Mirisnya, mayoritas dari mereka bukan prajurit sembarangan, melainkan perwira yang bertugas di Badan Intelijen Strategis (BAIS) TNI.
Komandan Puspom TNI, Yusri Nuryanto, mengonfirmasi bahwa keempat tersangka berinisial NDP, SL, BWH, dan ES kini telah mendekam di sel tahanan Mabes TNI.
Langkah tegas ini diambil setelah penyidik menemukan bukti permulaan yang cukup untuk menaikkan status mereka dari terperiksa menjadi tersangka.
”Kami sudah mengamankan empat terduga tersangka di Puspom TNI. Saat ini, tim sedang melakukan pendalaman intensif di tingkat penyidikan,” tegas Yusri dalam konferensi pers di Mabes TNI, Rabu (18/3/2026).

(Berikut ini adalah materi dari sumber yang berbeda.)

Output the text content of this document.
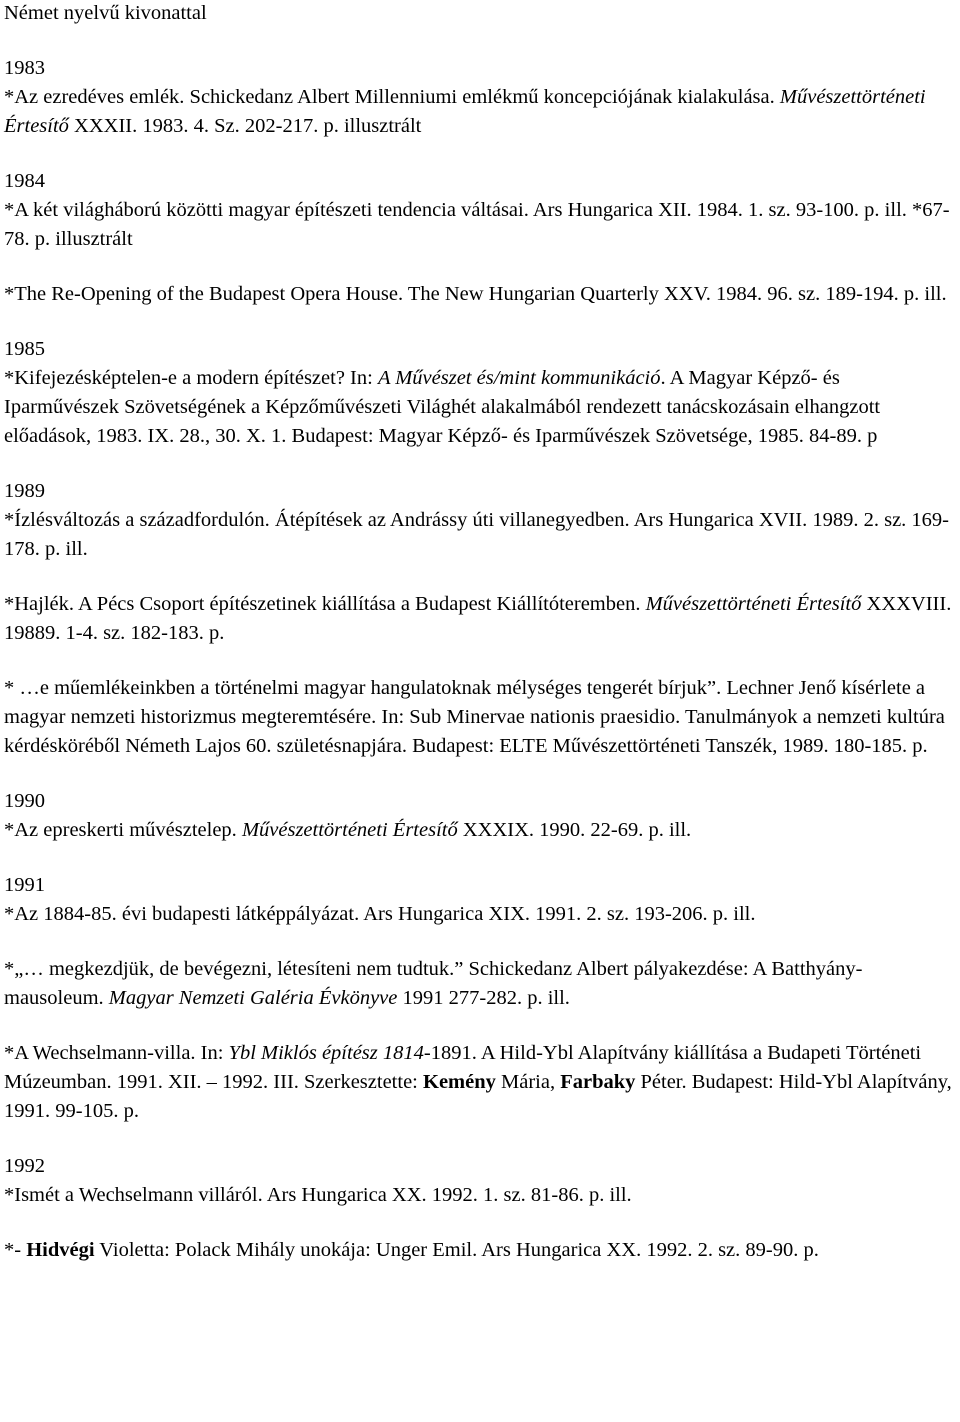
Német nyelvű kivonattal
1983
*Az ezredéves emlék. Schickedanz Albert Millenniumi emlékmű koncepciójának kialakulása. Művészettörténeti Értesítő XXXII. 1983. 4. Sz. 202-217. p. illusztrált
1984
*A két világháború közötti magyar építészeti tendencia váltásai. Ars Hungarica XII. 1984. 1. sz. 93-100. p. ill. *67-78. p. illusztrált
*The Re-Opening of the Budapest Opera House. The New Hungarian Quarterly XXV. 1984. 96. sz. 189-194. p. ill.
1985
*Kifejezésképtelen-e a modern építészet? In: A Művészet és/mint kommunikáció. A Magyar Képző- és Iparművészek Szövetségének a Képzőművészeti Világhét alakalmából rendezett tanácskozásain elhangzott előadások, 1983. IX. 28., 30. X. 1. Budapest: Magyar Képző- és Iparművészek Szövetsége, 1985. 84-89. p
1989
*Ízlésváltozás a századfordulón. Átépítések az Andrássy úti villanegyedben. Ars Hungarica XVII. 1989. 2. sz. 169-178. p. ill.
*Hajlék. A Pécs Csoport építészetinek kiállítása a Budapest Kiállítóteremben. Művészettörténeti Értesítő XXXVIII. 19889. 1-4. sz. 182-183. p.
* …e műemlékeinkben a történelmi magyar hangulatoknak mélységes tengerét bírjuk”. Lechner Jenő kísérlete a magyar nemzeti historizmus megteremtésére. In: Sub Minervae nationis praesidio. Tanulmányok a nemzeti kultúra kérdésköréből Németh Lajos 60. születésnapjára. Budapest: ELTE Művészettörténeti Tanszék, 1989. 180-185. p.
1990
*Az epreskerti művésztelep. Művészettörténeti Értesítő XXXIX. 1990. 22-69. p. ill.
1991
*Az 1884-85. évi budapesti látképpályázat. Ars Hungarica XIX. 1991. 2. sz. 193-206. p. ill.
*„… megkezdjük, de bevégezni, létesíteni nem tudtuk.” Schickedanz Albert pályakezdése: A Batthyány-mausoleum. Magyar Nemzeti Galéria Évkönyve 1991 277-282. p. ill.
*A Wechselmann-villa. In: Ybl Miklós építész 1814-1891. A Hild-Ybl Alapítvány kiállítása a Budapeti Történeti Múzeumban. 1991. XII. – 1992. III. Szerkesztette: Kemény Mária, Farbaky Péter. Budapest: Hild-Ybl Alapítvány, 1991. 99-105. p.
1992
*Ismét a Wechselmann villáról. Ars Hungarica XX. 1992. 1. sz. 81-86. p. ill.
*- Hidvégi Violetta: Polack Mihály unokája: Unger Emil. Ars Hungarica XX. 1992. 2. sz. 89-90. p.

Penyelidikan kini beralih pada aspek yang lebih krusial: siapa yang memberi perintah? Mengingat tiga dari empat tersangka menyandang pangkat perwira, penyidik mendalami kemungkinan adanya rantai komando atau aktor intelektual di balik aksi premanisme tersebut.
Kolaborasi CCTV dan Pelacakan Polisi
Di saat bersamaan, Polda Metro Jaya juga memaparkan hasil temuan lapangan.
Direktur Reserse Kriminal Umum Polda Metro Jaya, Iman Imanuddin, mengungkapkan identitas dua eksekutor lapangan berdasarkan rekaman CCTV dan basis data Polri.